Perham Fruit Company used these five labels during the 1920s  and 1930s.

Perham Fruit Company used these five labels during the 1920s and 1930s.

Some of the most beautiful and sought-after fruit labels that collectors desire are the old Perham labels. Illustrated here are the five original company labels from the 1920s and 1930s. There are variations of each label. Swan, Tulip, Violet, Pelican, and Goldenrod were used for the Extra Fancy and Fancy grades of apples and pears that were packed under the Perham Fruit Company name.

Ben Perham could almost be called a local “boy” who made good, having been born in Hood River, Oregon, in 1879 of real pioneer folk. His mother came west in 1851 by sailing ship, negotiating the Isthmus of Panama by mule back. Her father was the first Presbyterian minister in the Pacific Northwest. His father came westward to Oregon in 1850 on a prairie schooner. For several years, the elder Perham was a steamboat captain who also farmed and raised sheep.

Benjamin Agnew Perham was the youngest of twelve children, ten of whom were boys. He completed his education, graduating from high school in Portland, Oregon, a town of 15,000 residents at that time. His first job was as a floor salesman for Goodyear Rubber Company in Portland, but he later joined two of his brothers who were general contractors in Butte, Montana. Perham became active in the fruit business in 1902 as a salesman for Ryan Fruit Company, a wholesale fruit and produce firm in Butte. The Ryan Fruit Company used the original Chief Joseph label to market its fruit. He worked for Ryan until 1904 when he became manager and partner in a fruit and grocery brokerage firm in Seattle. In 1912, Perham went to work for the Yakima Fruit Growers Association as sales manager. Yakima Fruit Growers was a cooperative marketing, packing, and storage company with plants up and down the Yakima Valley.
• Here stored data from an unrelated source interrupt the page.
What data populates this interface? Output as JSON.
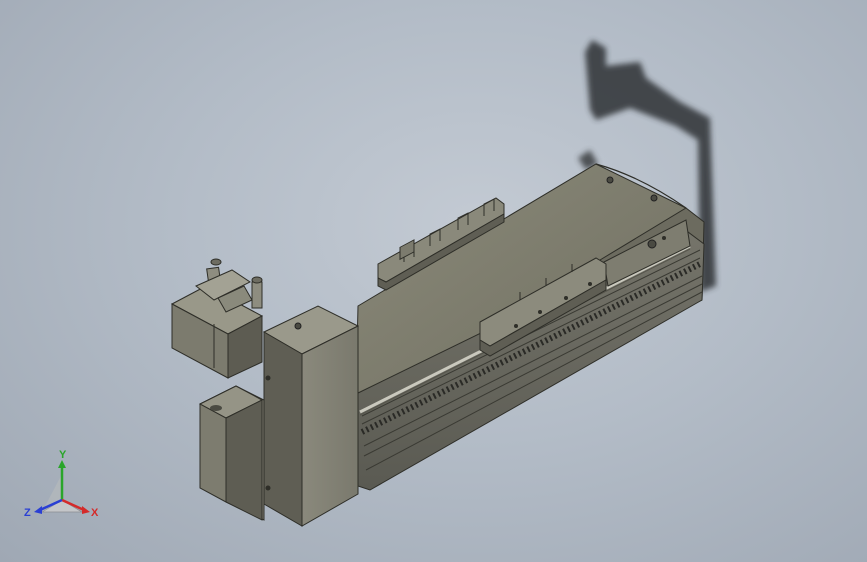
{
  "viewport": {
    "background": "#b3bcc7",
    "model": "linear-actuator-module"
  },
  "triad": {
    "x_label": "X",
    "y_label": "Y",
    "z_label": "Z",
    "x_color": "#d42a2a",
    "y_color": "#2aa52a",
    "z_color": "#2a3fd4"
  }
}
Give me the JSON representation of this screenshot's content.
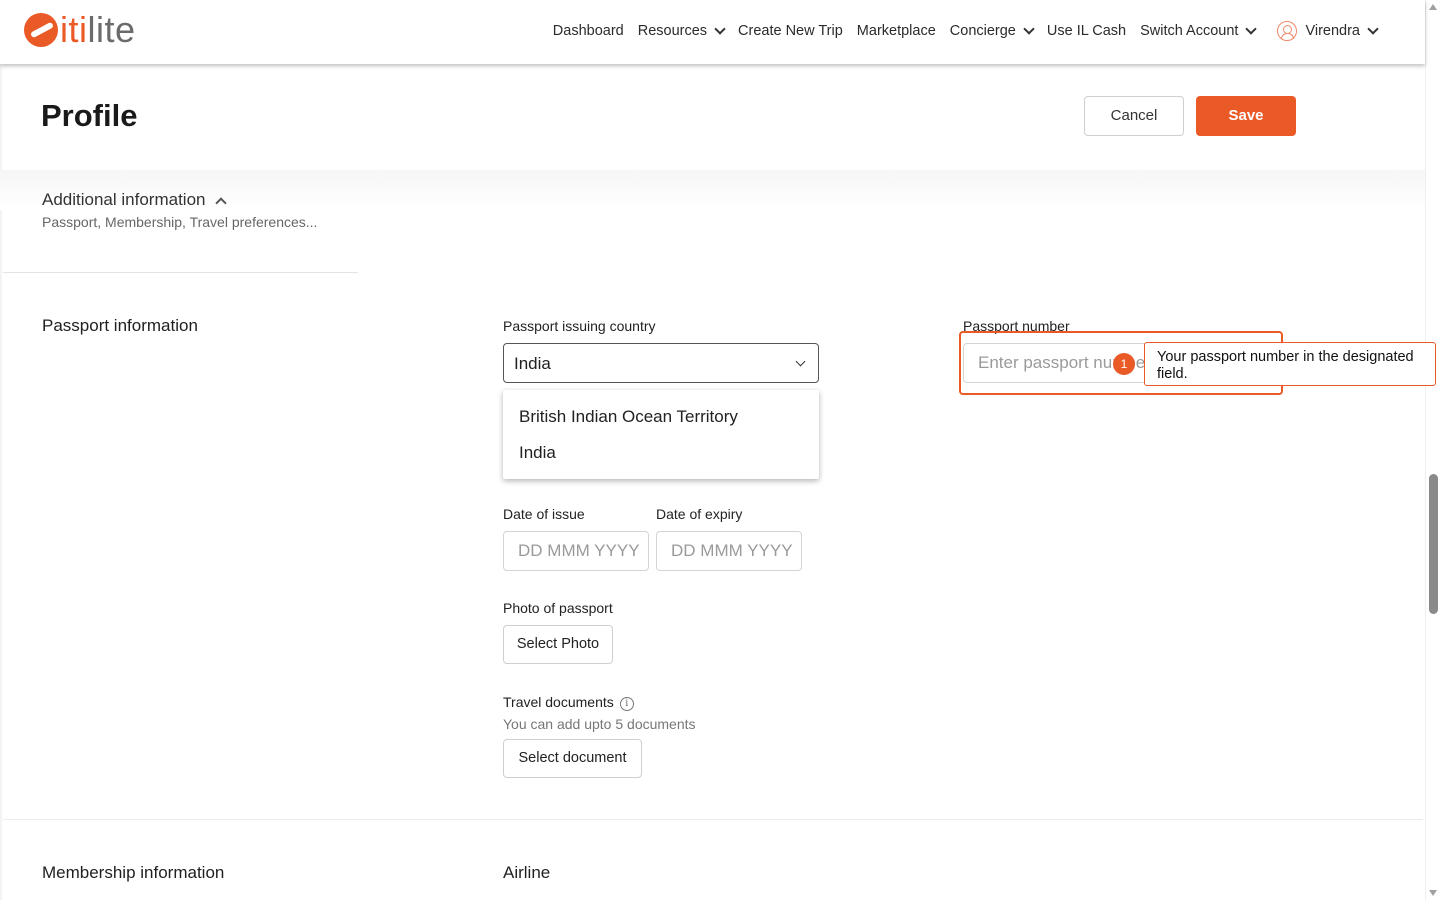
{
  "brand": {
    "logo_text_accent": "iti",
    "logo_text_rest": "lite",
    "accent_color": "#ea5a27"
  },
  "nav": {
    "dashboard": "Dashboard",
    "resources": "Resources",
    "create_trip": "Create New Trip",
    "marketplace": "Marketplace",
    "concierge": "Concierge",
    "il_cash": "Use IL Cash",
    "switch_account": "Switch Account",
    "user_name": "Virendra"
  },
  "page": {
    "title": "Profile",
    "cancel_label": "Cancel",
    "save_label": "Save"
  },
  "additional_info": {
    "title": "Additional information",
    "subtitle": "Passport, Membership, Travel preferences..."
  },
  "passport": {
    "section_title": "Passport information",
    "country_label": "Passport issuing country",
    "country_value": "India",
    "country_options": [
      "British Indian Ocean Territory",
      "India"
    ],
    "number_label": "Passport number",
    "number_placeholder": "Enter passport number",
    "issue_label": "Date of issue",
    "issue_placeholder": "DD MMM YYYY",
    "expiry_label": "Date of expiry",
    "expiry_placeholder": "DD MMM YYYY",
    "photo_label": "Photo of passport",
    "photo_button": "Select Photo",
    "docs_label": "Travel documents",
    "docs_help": "You can add upto 5 documents",
    "docs_button": "Select document"
  },
  "guide": {
    "step": "1",
    "tooltip": "Your passport number in the designated field."
  },
  "membership": {
    "section_title": "Membership information",
    "airline_label": "Airline"
  }
}
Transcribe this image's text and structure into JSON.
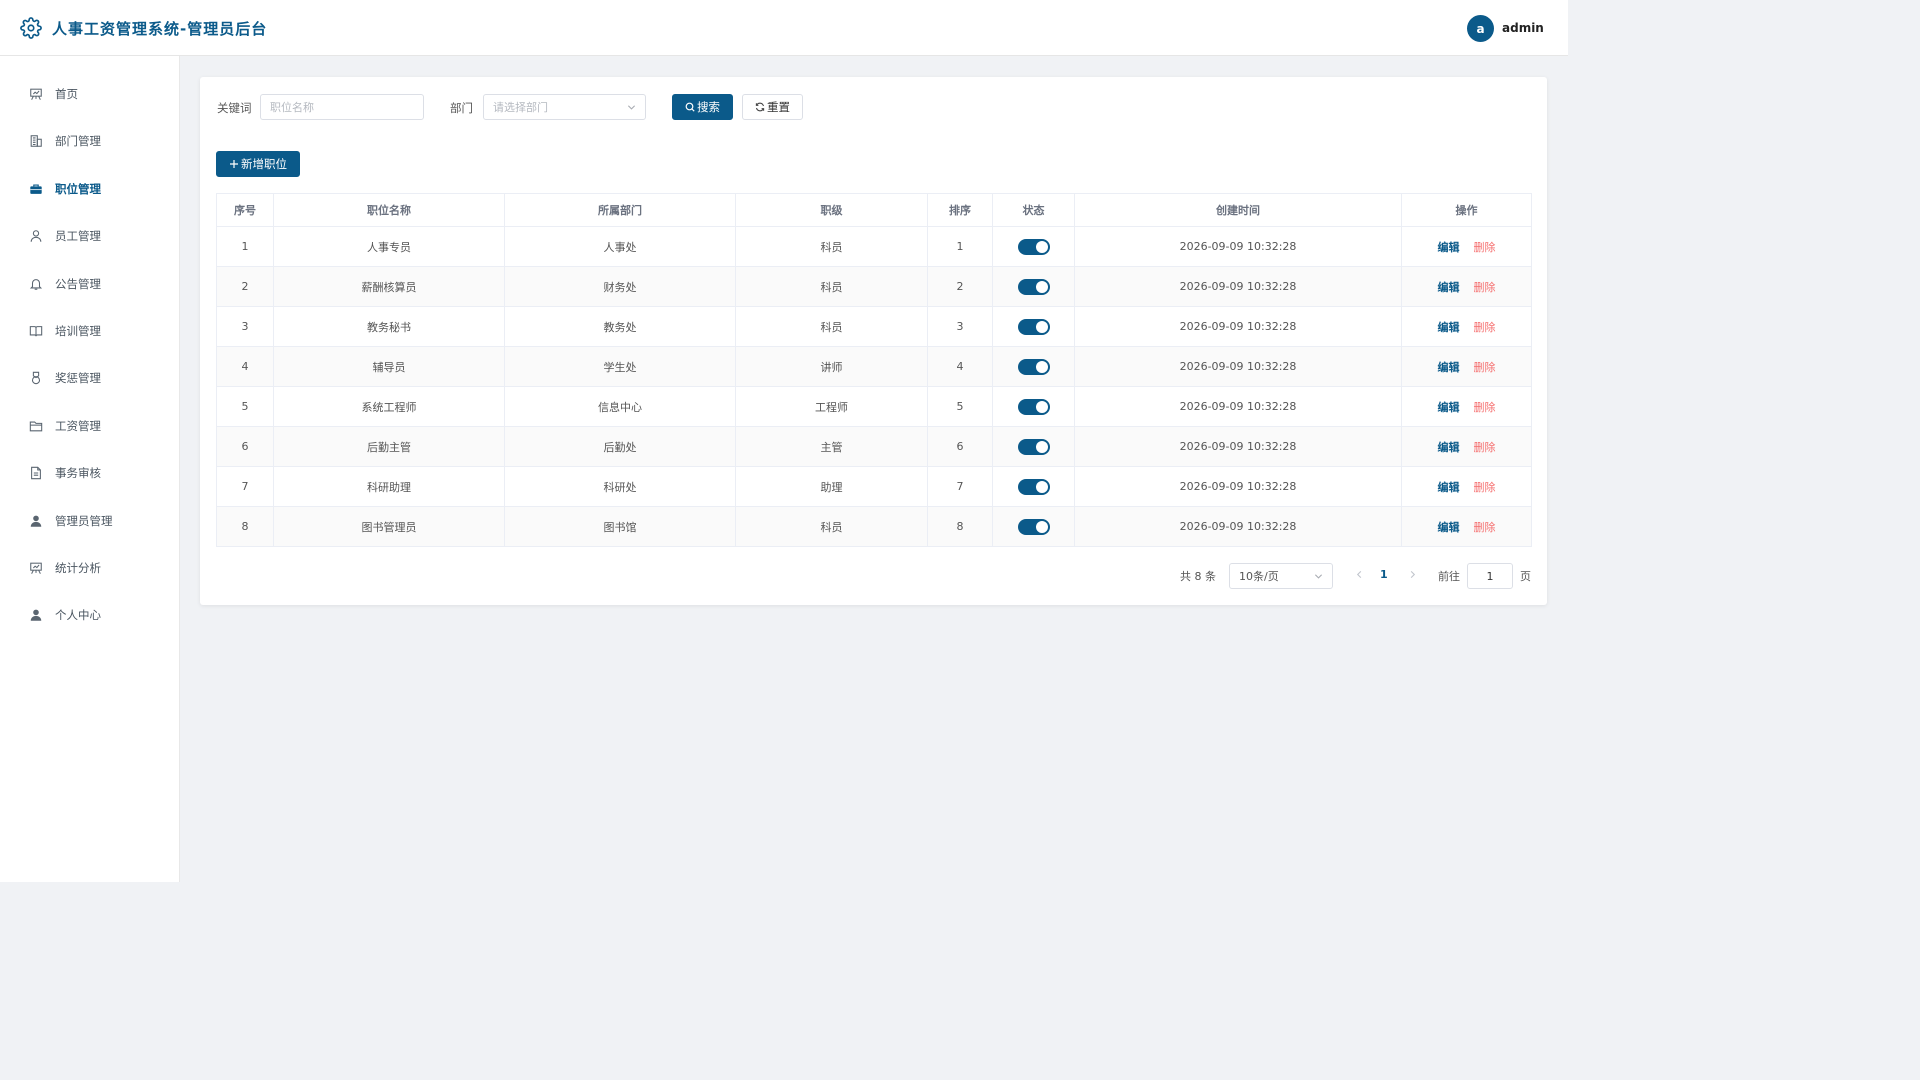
{
  "header": {
    "title": "人事工资管理系统-管理员后台",
    "avatar_letter": "a",
    "username": "admin"
  },
  "sidebar": {
    "items": [
      {
        "label": "首页",
        "icon": "presentation-icon"
      },
      {
        "label": "部门管理",
        "icon": "building-icon"
      },
      {
        "label": "职位管理",
        "icon": "briefcase-icon",
        "active": true
      },
      {
        "label": "员工管理",
        "icon": "user-icon"
      },
      {
        "label": "公告管理",
        "icon": "bell-icon"
      },
      {
        "label": "培训管理",
        "icon": "book-icon"
      },
      {
        "label": "奖惩管理",
        "icon": "medal-icon"
      },
      {
        "label": "工资管理",
        "icon": "folder-icon"
      },
      {
        "label": "事务审核",
        "icon": "document-icon"
      },
      {
        "label": "管理员管理",
        "icon": "admin-user-icon"
      },
      {
        "label": "统计分析",
        "icon": "chart-board-icon"
      },
      {
        "label": "个人中心",
        "icon": "person-icon"
      }
    ]
  },
  "filters": {
    "keyword_label": "关键词",
    "keyword_placeholder": "职位名称",
    "keyword_value": "",
    "dept_label": "部门",
    "dept_placeholder": "请选择部门",
    "search_label": "搜索",
    "reset_label": "重置"
  },
  "actions": {
    "add_label": "新增职位"
  },
  "table": {
    "columns": [
      "序号",
      "职位名称",
      "所属部门",
      "职级",
      "排序",
      "状态",
      "创建时间",
      "操作"
    ],
    "rows": [
      {
        "no": "1",
        "name": "人事专员",
        "dept": "人事处",
        "level": "科员",
        "sort": "1",
        "status": true,
        "created": "2026-09-09 10:32:28"
      },
      {
        "no": "2",
        "name": "薪酬核算员",
        "dept": "财务处",
        "level": "科员",
        "sort": "2",
        "status": true,
        "created": "2026-09-09 10:32:28"
      },
      {
        "no": "3",
        "name": "教务秘书",
        "dept": "教务处",
        "level": "科员",
        "sort": "3",
        "status": true,
        "created": "2026-09-09 10:32:28"
      },
      {
        "no": "4",
        "name": "辅导员",
        "dept": "学生处",
        "level": "讲师",
        "sort": "4",
        "status": true,
        "created": "2026-09-09 10:32:28"
      },
      {
        "no": "5",
        "name": "系统工程师",
        "dept": "信息中心",
        "level": "工程师",
        "sort": "5",
        "status": true,
        "created": "2026-09-09 10:32:28"
      },
      {
        "no": "6",
        "name": "后勤主管",
        "dept": "后勤处",
        "level": "主管",
        "sort": "6",
        "status": true,
        "created": "2026-09-09 10:32:28"
      },
      {
        "no": "7",
        "name": "科研助理",
        "dept": "科研处",
        "level": "助理",
        "sort": "7",
        "status": true,
        "created": "2026-09-09 10:32:28"
      },
      {
        "no": "8",
        "name": "图书管理员",
        "dept": "图书馆",
        "level": "科员",
        "sort": "8",
        "status": true,
        "created": "2026-09-09 10:32:28"
      }
    ],
    "edit_label": "编辑",
    "delete_label": "删除"
  },
  "pagination": {
    "total_text": "共 8 条",
    "page_size": "10条/页",
    "current_page": "1",
    "goto_label": "前往",
    "goto_value": "1",
    "page_unit": "页"
  },
  "colors": {
    "primary": "#0b5a8a",
    "danger": "#f56c6c",
    "background": "#f0f2f5"
  }
}
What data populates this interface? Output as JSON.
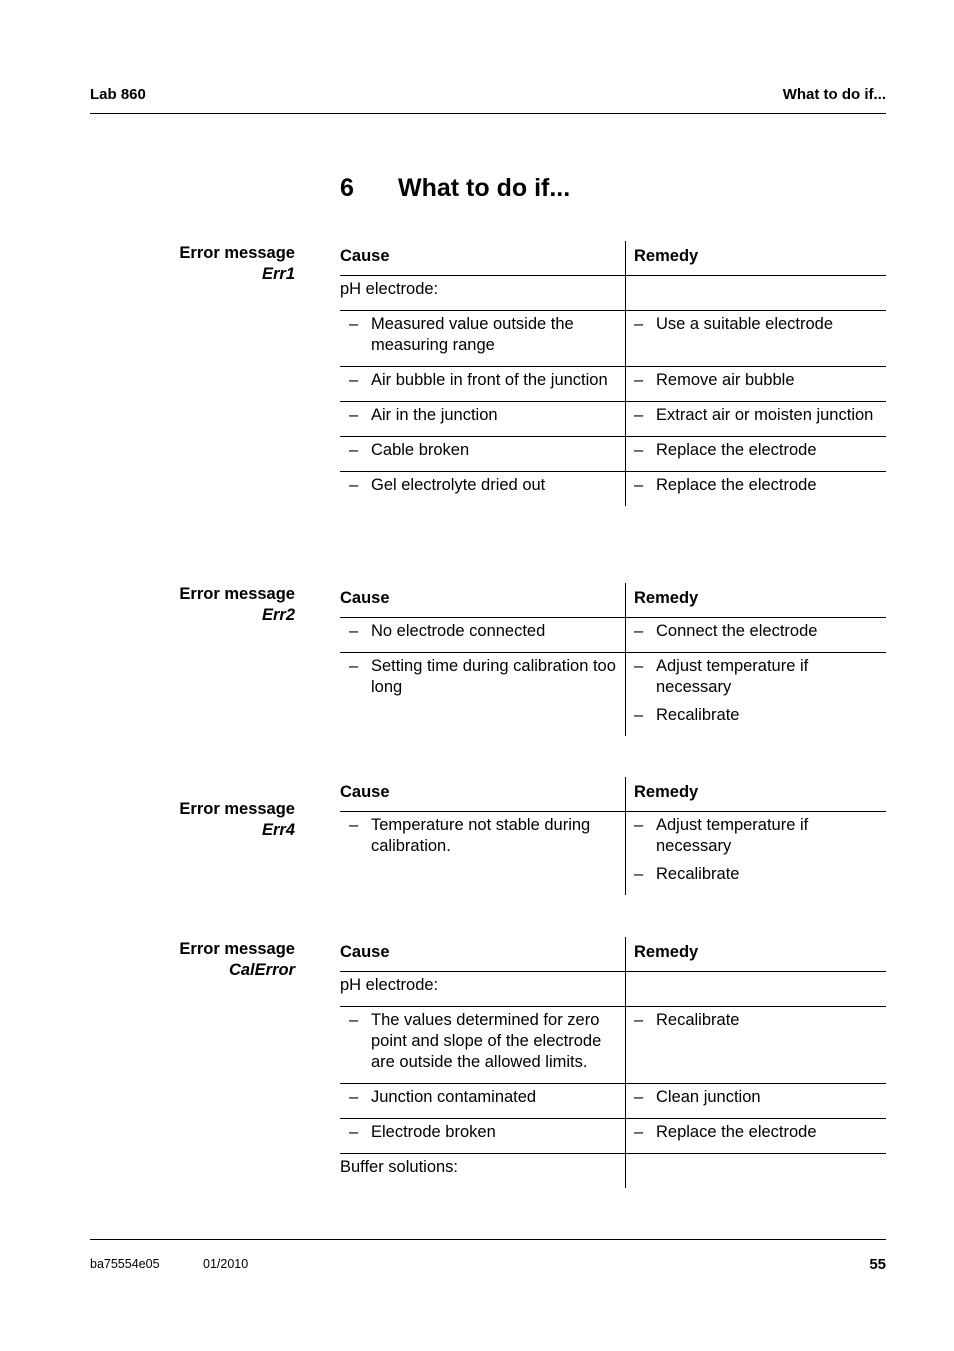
{
  "header": {
    "left": "Lab 860",
    "right": "What to do if..."
  },
  "chapter": {
    "number": "6",
    "title": "What to do if..."
  },
  "columns": {
    "cause": "Cause",
    "remedy": "Remedy"
  },
  "sections": [
    {
      "label": "Error message",
      "code": "Err1",
      "rows": [
        {
          "cause_heading": "pH electrode:",
          "causes": [],
          "remedies": []
        },
        {
          "causes": [
            "Measured value outside the measuring range"
          ],
          "remedies": [
            "Use a suitable electrode"
          ]
        },
        {
          "causes": [
            "Air bubble in front of the junction"
          ],
          "remedies": [
            "Remove air bubble"
          ]
        },
        {
          "causes": [
            "Air in the junction"
          ],
          "remedies": [
            "Extract air or moisten junction"
          ]
        },
        {
          "causes": [
            "Cable broken"
          ],
          "remedies": [
            "Replace the electrode"
          ]
        },
        {
          "causes": [
            "Gel electrolyte dried out"
          ],
          "remedies": [
            "Replace the electrode"
          ]
        }
      ]
    },
    {
      "label": "Error message",
      "code": "Err2",
      "rows": [
        {
          "causes": [
            "No electrode connected"
          ],
          "remedies": [
            "Connect the electrode"
          ]
        },
        {
          "causes": [
            "Setting time during calibration too long"
          ],
          "remedies": [
            "Adjust temperature if necessary",
            "Recalibrate"
          ]
        }
      ]
    },
    {
      "label": "Error message",
      "code": "Err4",
      "rows": [
        {
          "causes": [
            "Temperature not stable during calibration."
          ],
          "remedies": [
            "Adjust temperature if necessary",
            "Recalibrate"
          ]
        }
      ]
    },
    {
      "label": "Error message",
      "code": "CalError",
      "rows": [
        {
          "cause_heading": "pH electrode:",
          "causes": [],
          "remedies": []
        },
        {
          "causes": [
            "The values determined for zero point and slope of the electrode are outside the allowed limits."
          ],
          "remedies": [
            "Recalibrate"
          ]
        },
        {
          "causes": [
            "Junction contaminated"
          ],
          "remedies": [
            "Clean junction"
          ]
        },
        {
          "causes": [
            "Electrode broken"
          ],
          "remedies": [
            "Replace the electrode"
          ]
        },
        {
          "cause_heading": "Buffer solutions:",
          "causes": [],
          "remedies": []
        }
      ]
    }
  ],
  "footer": {
    "doc_id": "ba75554e05",
    "date": "01/2010",
    "page": "55"
  },
  "dash_glyph": "–"
}
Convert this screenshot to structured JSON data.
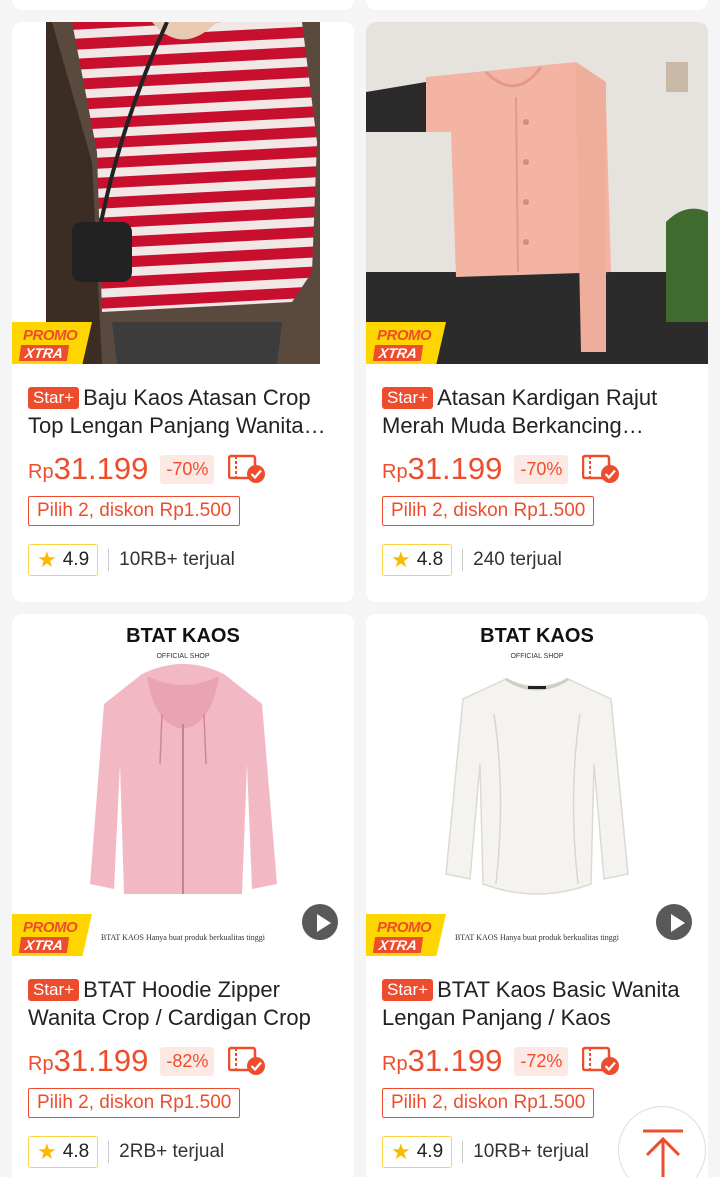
{
  "products": [
    {
      "badge": "Star+",
      "title": "Baju Kaos Atasan Crop Top Lengan Panjang Wanita Bergaris",
      "currency": "Rp",
      "price": "31.199",
      "discount": "-70%",
      "combo": "Pilih 2, diskon Rp1.500",
      "rating": "4.9",
      "sold": "10RB+ terjual",
      "promo_line1": "PROMO",
      "promo_line2": "XTRA",
      "has_video": false,
      "image_icon": "striped-shirt-image"
    },
    {
      "badge": "Star+",
      "title": "Atasan Kardigan Rajut Merah Muda Berkancing Tunggal",
      "currency": "Rp",
      "price": "31.199",
      "discount": "-70%",
      "combo": "Pilih 2, diskon Rp1.500",
      "rating": "4.8",
      "sold": "240 terjual",
      "promo_line1": "PROMO",
      "promo_line2": "XTRA",
      "has_video": false,
      "image_icon": "pink-cardigan-image"
    },
    {
      "badge": "Star+",
      "title": "BTAT Hoodie Zipper Wanita Crop / Cardigan Crop",
      "currency": "Rp",
      "price": "31.199",
      "discount": "-82%",
      "combo": "Pilih 2, diskon Rp1.500",
      "rating": "4.8",
      "sold": "2RB+ terjual",
      "promo_line1": "PROMO",
      "promo_line2": "XTRA",
      "has_video": true,
      "image_icon": "pink-hoodie-image",
      "brand_text": "BTAT KAOS",
      "brand_sub": "OFFICIAL SHOP",
      "brand_footer": "BTAT KAOS Hanya buat produk berkualitas tinggi"
    },
    {
      "badge": "Star+",
      "title": "BTAT Kaos Basic Wanita Lengan Panjang / Kaos",
      "currency": "Rp",
      "price": "31.199",
      "discount": "-72%",
      "combo": "Pilih 2, diskon Rp1.500",
      "rating": "4.9",
      "sold": "10RB+ terjual",
      "promo_line1": "PROMO",
      "promo_line2": "XTRA",
      "has_video": true,
      "image_icon": "white-tee-image",
      "brand_text": "BTAT KAOS",
      "brand_sub": "OFFICIAL SHOP",
      "brand_footer": "BTAT KAOS Hanya buat produk berkualitas tinggi"
    }
  ],
  "colors": {
    "accent": "#ee4d2d",
    "promo_yellow": "#ffd500",
    "star": "#ffb800"
  },
  "back_to_top_icon": "arrow-up-icon"
}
The following year he was instrumental in establishing a general cooperative sales organization, with headquarters in Spokane, marketing tree fruit for most of the cooperative fruit groups in the states of Oregon, Washington, Idaho, and Montana. This organization was named the North Pacific Fruit Distributors, and Perham was elected sales manager. He made the entire world the sales market of North Pacific Fruit, and he is credited with making the Northwest apple known in remote places. Serving until 1917, he became the general manager of the Earl Fruit

Company of the Northwest, whose headquarters were also in Spokane. Throughout this time, Perham was watching for an opportunity to form his own fruit company. In 1919, he began his venture into fruit packing, storage, and marketing, calling it the Perham Fruit Company.

Having worked as manager for some of the largest fruit distribution companies, Perham was undoubtedly one of the most experienced and knowledgeable fruit men in the business. With this background, he built his own company into one of the big concerns of the Northwest. Perham also became president of the Grandview Storage Company, Northwest Brogdex Company, and Mount Adams Orchards. His many outside interests, especially in the educational field, brought him an appointment in 1932 as a regent at Washington State College. He served as president for a time, and spent six years on the Yakima school board. There was hardly a civic organization around that did not benefit from his service. He became a director of Seattle First National Bank and the Federal Home Loan Bank as well.

As president of Mount Adams Orchards, he was responsible for development of the largest d’Anjou pear orchard in the world, which shipped from 100 to 160 cars yearly in the time that the orchards were under his control.